Похлебает Марфа, стоя на кухне, вспомнит какое‑нибудь дело, затопает в сени, вернется и опять стоя доедает щи.
— Слышь — ко, Яковлевна! Отрежь ватрушки… Кажись, ноне удалась она мне. Не пригорела… побалуюсь. Да куды ты этакий кусище! Мне чуть попробовать…
И с ватрушкой во рту, прожевывая, лезла в подтопок, выгребала золу.
Она казалась очень довольной своей жизнью, особенно домом, в котором жила работницей и в котором ей ничего не принадлежало. Стоит, бывало, на дворе, у корыта, и разговаривает радостно со свиньей:
— Эка ты у меня, матушка! Белая. Румяная. Как барыня!.. Эк я тебя раскормила. Голубушка! Вырастила какую толстущую… Скоко денег за тебя… на базаре отхвачу, — одно сало!
А то как выдерет с дресвой и щелоком пол на кухне и зимней половине, намоет с мылом крашеные половицы в горнице, расстелет дерюжки, всполоснет наскоро руки, затеплит все пять лампадок перед образами в серебре, распахнет большой, средний киот, постоит перед ним, помотает закутанной головой и медленно перекрестится.
— Эка благодать господня, — скажет. — Как в церкви! Живи, не умирай, Марфа!

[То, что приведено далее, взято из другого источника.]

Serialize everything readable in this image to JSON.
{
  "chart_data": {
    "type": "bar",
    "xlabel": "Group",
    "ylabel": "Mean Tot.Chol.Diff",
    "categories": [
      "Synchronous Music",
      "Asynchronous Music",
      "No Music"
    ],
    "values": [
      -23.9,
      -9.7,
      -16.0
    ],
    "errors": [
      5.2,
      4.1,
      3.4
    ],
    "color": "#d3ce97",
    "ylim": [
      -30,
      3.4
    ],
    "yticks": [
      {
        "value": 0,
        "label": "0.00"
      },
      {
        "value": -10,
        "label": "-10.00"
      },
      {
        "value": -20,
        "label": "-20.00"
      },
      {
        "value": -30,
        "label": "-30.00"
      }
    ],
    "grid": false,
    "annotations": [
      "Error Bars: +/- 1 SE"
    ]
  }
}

Отдыхала она, видать, только по субботам, вечером, за самоваром, и боже упаси ее тогда побеспокоить. Перед этим Марфа парилась в бане на зависть всем бабам, которые мылись в печах (Устин Павлыч не любил пускать чужих в баню, брезговал); парилась, правда, после хозяев, но зато на свободе, невозможно подолгу, так что поначалу, как вспоминали со смехом в селе, Дуня с пальчиком тревожилась, ходила узнавать: не запарилась ли работница до беды? Потом Быковы привыкли и не боялись, — оказывается, Марфу не пробирал никакой жар — пар, напротив, она всегда жаловалась, что продрогла в бане. Она не сразу шла в избу, заходила по пути в хлев, в избушку — водогрейку, садилась у окошка, белая, разбухшая, со свекольным лицом, и чесала мокрые волосы, разглядывая гребень на свет. Волосы у Марфы повылезли от старости, были жидкие, седые, какого‑то невообразимо синеватого отлива, словно подкрашенные синькой вместе с бельем, которое она подсинивала. Марфа заплетала остаток волос в косичку, мышиным хвостом, и снова, на неделю, повязывалась платком и шалюшкой.
Придя в избу, пожаловавшись на бедный пар, ожидала, когда хозяева отопьют чай, еще раз ставила самовар, для себя одной, и никогда не просила заварки и какой‑нибудь сладости. Авдотья Яковлевна сама выносила на кухню ландринину — другую, а то и кусочек настоящего сахара, как это было при Шурке.
— Чай‑то мы не спили… али нового заварить? — спрашивала она.